UN Proves Its Worthlessness By Demonstrating Misunderstanding Of Economic Development

Why are poor people poor?” is a question liberals love to ask. They have grown up in the splendor of the modern west, and have trouble understanding why they “have” and billions throughout the world “have not.”

A United Nations report released last week indicates that the organization believes that we are rich and others are poor because our taxes are too low. To remedy this, the UN hopes to raise $400 billion from wealthy nations to help those that are still developing.

Of course, the UN engages in precisely zero activities which people will voluntarily pay for, so this means that the United Nations will enlist its member nations to confiscate your hard earned money in the name of fairness and development. Because your taxes aren’t high enough already, Mr Businessman.

What is most alarming is not that the United Nations believes that it has the power to implore its member states to raise revenue for it via taxation (although that is alarming), but the fact that the UN is holding on to a misguided notion of economic development and growth. People in the first world are not wealthy because they have exploited the poor and hoarded limited amounts of wealth, but because free-market institutions allowed individuals to invest and innovate with confidence, creating prosperity in the process.

The greatest success story of the 20th century was how hundreds of millions of Chinese were lifted out of abject poverty to reach a standard of living comparable to western middle classes. It was not foreign aid, but the opening up of China’s markets, both to foreign trade and investment, and out of the hands of excessive government control.

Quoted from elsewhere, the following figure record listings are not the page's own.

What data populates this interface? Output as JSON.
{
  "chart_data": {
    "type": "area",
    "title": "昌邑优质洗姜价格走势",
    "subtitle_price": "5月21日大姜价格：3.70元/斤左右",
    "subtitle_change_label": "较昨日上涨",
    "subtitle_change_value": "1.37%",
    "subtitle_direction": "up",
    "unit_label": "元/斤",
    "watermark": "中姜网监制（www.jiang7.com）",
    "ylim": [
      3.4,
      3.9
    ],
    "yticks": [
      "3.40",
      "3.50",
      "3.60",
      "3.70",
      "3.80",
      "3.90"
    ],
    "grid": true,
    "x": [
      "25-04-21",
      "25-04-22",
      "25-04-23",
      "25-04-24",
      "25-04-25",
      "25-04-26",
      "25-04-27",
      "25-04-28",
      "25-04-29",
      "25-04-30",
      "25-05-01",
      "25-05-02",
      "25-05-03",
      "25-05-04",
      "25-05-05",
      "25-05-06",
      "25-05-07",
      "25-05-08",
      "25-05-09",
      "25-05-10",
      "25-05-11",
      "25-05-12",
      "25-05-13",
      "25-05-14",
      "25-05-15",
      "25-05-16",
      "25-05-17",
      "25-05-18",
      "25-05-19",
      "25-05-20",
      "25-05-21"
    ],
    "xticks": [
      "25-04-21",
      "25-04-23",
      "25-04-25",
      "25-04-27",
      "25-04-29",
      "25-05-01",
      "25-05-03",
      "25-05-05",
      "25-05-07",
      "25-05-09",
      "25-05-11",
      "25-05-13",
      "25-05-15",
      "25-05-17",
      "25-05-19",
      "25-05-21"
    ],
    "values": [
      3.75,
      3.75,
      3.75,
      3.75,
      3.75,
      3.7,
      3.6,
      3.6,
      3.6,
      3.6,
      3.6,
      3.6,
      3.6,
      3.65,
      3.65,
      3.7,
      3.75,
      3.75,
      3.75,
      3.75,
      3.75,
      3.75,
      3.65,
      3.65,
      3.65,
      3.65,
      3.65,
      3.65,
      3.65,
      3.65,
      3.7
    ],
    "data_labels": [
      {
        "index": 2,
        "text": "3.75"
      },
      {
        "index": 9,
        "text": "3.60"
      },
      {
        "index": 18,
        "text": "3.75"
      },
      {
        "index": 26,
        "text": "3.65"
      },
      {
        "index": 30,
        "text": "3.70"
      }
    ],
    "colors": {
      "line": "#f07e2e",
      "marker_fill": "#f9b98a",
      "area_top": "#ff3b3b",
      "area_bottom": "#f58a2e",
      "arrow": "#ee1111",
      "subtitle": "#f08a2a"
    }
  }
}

One thing that is especially disheartening about this UN directive is that it includes a proposed tax on currency transactions. To make international trade more costly is the polar opposite of what will help developing economies grow and prosper.

Almost everything desirable in the world is positively correlated with economic freedom. Longer life expectancies? Check. More education, especially for women? Check. Political freedom? Not surprisingly, political freedom is more prevalent in economically free than economically repressed countries. Of course, it shouldn’t come as a surprise that an organization responsible for forced sterilizations and abortions in China might not have the best interests of humanity in mind when designing policies.

While contradicting the beliefs of the liberals who hold institutions such as the United Nations in high esteem, the fact of the matter is that economic freedom, individual liberty and secure property rights will pull the 1.29 billion people who live on less than $1.25 a day out of poverty.